The impending ubiquity of the Internet of Things is a major reason why CubeSats stand to become even more popular. But right now, they’re still piggybacking on larger cargo loads. Because they weigh so little, some launch companies, such as Virginia-based TriSept, have started “rideshares” so startups like Blink Astro can focus on building satellites instead of rockets.

CubeSats have even inspired a few rebellious companies to launch things without permission. Last December, the Federal Communications Commission told Silicon Valley–based Swarm Technologies they couldn’t launch their SpaceBEES — four of the tiniest CubeSats ever made at 10 cm x 10 cm x 2.8 cm — because the satellites would be too hard to track.

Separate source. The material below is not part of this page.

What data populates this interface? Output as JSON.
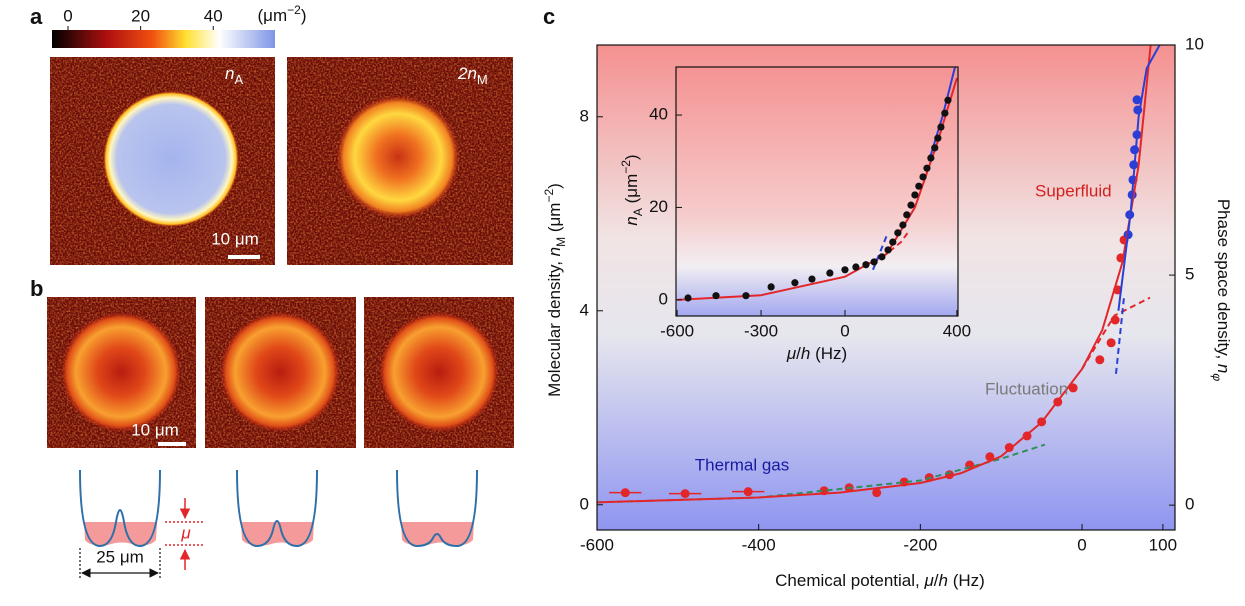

But a month later, the company ignored the FCC’s concerns and secretly launched anyway on an Indian rocket, an act which may set a dangerous precedent for future launches.

Indeed, the applications for CubeSats go far beyond communications and observation applications, especially when multiple swarms of the satellites combine to create floating networks. It’s even a realm for biology: NASA’s GeneSat-1 performed genetic experiments in space while their PharmaSat observed the effects of yeast in microgravity. With many more launches in the pipeline, we’re really just beginning to see the variety of uses for the CubeSat.

“It’s been really nice to see [the CubeSat] democratize space,” Puig-Suari says. “The satellites are no longer the hard part or the important part.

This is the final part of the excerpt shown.